Le Français a beaucoup travaillé sa position cette saison et ça s’est vu au Tour de Suisse (5e du premier chrono, 2e du second, à 40” d’Uran, en ayant couru avec un vélo traditionnel, alors que le vélo de chrono l’aurait avantagé dans la descente). S’il n’a pas d’ennui mécanique, il devrait donc faire jeu égal avec ses concurrents directs. Et pourrait même récupérer le maillot jaune s’il contient le retour de Wout van Aert, à l’affut – 23 secondes d’écart – avant d’attaquer les Alpes, ce week-end.

Après le vert, de nouveau le jaune, mercredi à l’issue du chrono ? (ASO)

Reste une éternelle question : Julian Alaphilippe jouera-t-il le général ? Lui-même entretient volontairement le suspense et ça semble l’amuser. Mais certains indices laissent penser que oui.

Lors de son épopée en jaune, en 2019 (14 jours), “Alaph” avait consenti quotidiennement de gros efforts dans la plaine pour assumer son rôle d’équipier.
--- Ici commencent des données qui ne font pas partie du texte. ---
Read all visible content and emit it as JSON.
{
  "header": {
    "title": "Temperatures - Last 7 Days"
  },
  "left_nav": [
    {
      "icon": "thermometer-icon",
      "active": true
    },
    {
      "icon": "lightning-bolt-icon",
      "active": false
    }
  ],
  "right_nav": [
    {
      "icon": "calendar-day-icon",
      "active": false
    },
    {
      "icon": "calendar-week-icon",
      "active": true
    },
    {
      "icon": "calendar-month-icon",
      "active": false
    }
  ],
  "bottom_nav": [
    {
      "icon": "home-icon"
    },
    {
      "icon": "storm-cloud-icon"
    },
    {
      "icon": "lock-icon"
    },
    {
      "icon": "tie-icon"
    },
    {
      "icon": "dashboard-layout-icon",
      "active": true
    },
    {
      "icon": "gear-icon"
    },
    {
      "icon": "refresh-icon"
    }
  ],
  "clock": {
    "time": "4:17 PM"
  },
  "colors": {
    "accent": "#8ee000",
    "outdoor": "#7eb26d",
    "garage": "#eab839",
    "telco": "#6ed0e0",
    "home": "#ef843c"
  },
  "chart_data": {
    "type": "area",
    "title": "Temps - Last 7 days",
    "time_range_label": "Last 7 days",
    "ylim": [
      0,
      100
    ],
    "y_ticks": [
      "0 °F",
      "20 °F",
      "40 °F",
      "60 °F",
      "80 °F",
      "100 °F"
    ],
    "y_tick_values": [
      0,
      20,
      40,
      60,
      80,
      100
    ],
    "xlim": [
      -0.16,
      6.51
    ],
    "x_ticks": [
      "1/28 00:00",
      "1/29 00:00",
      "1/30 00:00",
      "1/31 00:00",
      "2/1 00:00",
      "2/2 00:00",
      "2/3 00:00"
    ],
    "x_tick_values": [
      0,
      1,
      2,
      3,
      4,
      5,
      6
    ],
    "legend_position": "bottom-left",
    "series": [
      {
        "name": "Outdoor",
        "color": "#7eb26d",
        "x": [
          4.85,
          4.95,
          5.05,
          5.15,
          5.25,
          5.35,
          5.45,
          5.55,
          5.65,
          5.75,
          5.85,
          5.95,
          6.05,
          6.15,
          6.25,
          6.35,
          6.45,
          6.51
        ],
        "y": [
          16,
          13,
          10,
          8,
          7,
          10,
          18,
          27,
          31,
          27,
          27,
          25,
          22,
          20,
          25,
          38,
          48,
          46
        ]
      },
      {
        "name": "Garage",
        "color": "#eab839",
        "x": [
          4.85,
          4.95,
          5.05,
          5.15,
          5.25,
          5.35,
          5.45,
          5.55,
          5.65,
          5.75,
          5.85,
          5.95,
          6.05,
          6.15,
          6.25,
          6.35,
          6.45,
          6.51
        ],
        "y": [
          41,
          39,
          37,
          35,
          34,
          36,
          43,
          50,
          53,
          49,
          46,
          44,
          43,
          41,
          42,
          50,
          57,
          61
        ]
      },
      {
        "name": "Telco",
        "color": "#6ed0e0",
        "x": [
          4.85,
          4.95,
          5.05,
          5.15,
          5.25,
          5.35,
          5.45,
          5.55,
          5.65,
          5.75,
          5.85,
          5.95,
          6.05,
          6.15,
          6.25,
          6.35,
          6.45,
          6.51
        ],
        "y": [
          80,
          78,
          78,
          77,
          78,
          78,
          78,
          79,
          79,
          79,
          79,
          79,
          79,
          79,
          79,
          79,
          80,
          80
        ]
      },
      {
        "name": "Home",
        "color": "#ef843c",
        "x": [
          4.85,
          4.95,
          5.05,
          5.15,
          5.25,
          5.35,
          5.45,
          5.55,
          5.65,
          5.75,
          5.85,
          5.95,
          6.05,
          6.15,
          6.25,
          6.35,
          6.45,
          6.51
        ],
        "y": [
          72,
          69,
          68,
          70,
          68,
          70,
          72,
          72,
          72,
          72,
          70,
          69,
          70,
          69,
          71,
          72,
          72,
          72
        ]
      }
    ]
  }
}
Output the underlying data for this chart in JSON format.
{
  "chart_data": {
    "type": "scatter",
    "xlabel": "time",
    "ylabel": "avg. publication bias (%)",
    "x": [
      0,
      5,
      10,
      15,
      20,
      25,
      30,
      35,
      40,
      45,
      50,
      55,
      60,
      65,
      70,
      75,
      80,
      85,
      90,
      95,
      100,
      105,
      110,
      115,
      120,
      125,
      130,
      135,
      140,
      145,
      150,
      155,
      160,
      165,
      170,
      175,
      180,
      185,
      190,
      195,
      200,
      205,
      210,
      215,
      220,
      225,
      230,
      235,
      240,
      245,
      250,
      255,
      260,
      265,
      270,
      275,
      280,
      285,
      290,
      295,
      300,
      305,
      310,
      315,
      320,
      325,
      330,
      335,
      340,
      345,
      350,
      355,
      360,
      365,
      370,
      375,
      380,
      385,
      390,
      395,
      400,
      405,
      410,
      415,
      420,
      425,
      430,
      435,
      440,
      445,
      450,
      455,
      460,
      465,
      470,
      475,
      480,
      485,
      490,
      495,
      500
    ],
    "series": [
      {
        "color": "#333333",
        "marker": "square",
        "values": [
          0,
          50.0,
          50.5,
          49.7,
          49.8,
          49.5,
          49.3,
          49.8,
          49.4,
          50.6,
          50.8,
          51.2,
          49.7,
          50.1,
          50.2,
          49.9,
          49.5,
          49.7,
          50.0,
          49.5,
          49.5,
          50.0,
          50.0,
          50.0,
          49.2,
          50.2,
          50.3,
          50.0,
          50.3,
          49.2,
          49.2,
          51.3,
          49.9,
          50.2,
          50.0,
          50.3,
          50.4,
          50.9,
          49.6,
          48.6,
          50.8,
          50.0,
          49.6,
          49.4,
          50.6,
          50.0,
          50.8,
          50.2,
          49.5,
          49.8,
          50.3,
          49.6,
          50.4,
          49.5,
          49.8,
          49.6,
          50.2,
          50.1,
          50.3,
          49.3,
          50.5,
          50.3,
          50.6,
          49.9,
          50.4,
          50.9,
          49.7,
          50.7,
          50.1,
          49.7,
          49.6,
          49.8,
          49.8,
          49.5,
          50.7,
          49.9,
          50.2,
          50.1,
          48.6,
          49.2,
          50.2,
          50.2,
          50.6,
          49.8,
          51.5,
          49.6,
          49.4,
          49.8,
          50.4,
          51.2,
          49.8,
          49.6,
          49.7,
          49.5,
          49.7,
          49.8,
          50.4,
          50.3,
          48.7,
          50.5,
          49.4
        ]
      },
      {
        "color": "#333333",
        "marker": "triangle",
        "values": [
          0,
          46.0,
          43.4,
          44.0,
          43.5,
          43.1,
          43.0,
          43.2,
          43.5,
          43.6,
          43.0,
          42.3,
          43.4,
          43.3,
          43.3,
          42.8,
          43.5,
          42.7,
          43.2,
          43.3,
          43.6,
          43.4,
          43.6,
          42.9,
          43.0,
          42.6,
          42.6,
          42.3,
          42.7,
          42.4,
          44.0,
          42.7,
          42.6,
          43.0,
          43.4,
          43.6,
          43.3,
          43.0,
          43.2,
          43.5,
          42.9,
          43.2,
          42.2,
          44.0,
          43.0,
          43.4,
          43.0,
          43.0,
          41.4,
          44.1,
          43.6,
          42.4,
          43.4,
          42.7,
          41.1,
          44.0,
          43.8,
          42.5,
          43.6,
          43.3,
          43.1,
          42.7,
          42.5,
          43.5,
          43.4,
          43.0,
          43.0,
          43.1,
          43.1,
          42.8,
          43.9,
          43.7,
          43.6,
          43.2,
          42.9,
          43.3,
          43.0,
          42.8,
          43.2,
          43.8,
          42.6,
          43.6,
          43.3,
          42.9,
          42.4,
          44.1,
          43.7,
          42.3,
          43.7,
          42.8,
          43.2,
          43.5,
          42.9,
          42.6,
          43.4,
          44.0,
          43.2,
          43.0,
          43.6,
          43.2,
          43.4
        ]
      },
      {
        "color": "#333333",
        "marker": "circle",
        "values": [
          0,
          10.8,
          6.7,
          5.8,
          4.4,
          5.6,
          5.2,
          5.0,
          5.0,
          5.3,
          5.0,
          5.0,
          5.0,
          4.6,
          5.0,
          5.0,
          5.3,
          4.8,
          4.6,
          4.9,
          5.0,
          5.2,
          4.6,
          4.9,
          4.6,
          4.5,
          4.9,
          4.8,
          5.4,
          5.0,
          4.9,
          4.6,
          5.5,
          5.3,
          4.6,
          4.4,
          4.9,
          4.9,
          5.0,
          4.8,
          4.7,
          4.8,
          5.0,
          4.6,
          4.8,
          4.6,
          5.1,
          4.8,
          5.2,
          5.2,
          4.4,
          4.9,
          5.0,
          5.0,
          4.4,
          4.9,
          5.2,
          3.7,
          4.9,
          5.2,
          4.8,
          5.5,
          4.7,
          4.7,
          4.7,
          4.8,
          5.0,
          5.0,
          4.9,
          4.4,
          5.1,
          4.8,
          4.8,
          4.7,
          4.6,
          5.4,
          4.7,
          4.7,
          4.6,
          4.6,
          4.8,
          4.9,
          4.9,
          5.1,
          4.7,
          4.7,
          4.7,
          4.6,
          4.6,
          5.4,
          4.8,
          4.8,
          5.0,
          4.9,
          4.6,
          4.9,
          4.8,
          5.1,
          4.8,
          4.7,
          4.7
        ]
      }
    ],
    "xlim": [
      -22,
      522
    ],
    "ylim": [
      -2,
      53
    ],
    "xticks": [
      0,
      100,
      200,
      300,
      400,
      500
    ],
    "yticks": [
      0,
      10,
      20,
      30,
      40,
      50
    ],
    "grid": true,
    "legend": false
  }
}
Des efforts qu’il y avait payé en fin de Tour, ce qui lui avait coûté une place sur le podium. Si l’on en croit cette petite phrase, cette fois-ci, le Français serait protégé au sein de la Deceuninck et ménagé dans la plaine. Pour mieux se battre avec Roglic, Pogacar et les autres dans la montagne ?

Petit à petit, le rêve de Julian Alaphilippe de gagner le Tour de France prend donc forme. Et la Alaph’mania ne devrait être que plus en plus forte, chaque jour au bord des routes. Mais n’oublions pas qu’un Tour de France dure trois semaines. La route jusqu’à Paris est encore longue, très longue. Et semée d’embûches. Thibaut Pinot en sait quelque chose, lui a qui abandonné des Tours de France et des Giro à quelques heures de l’arrivée.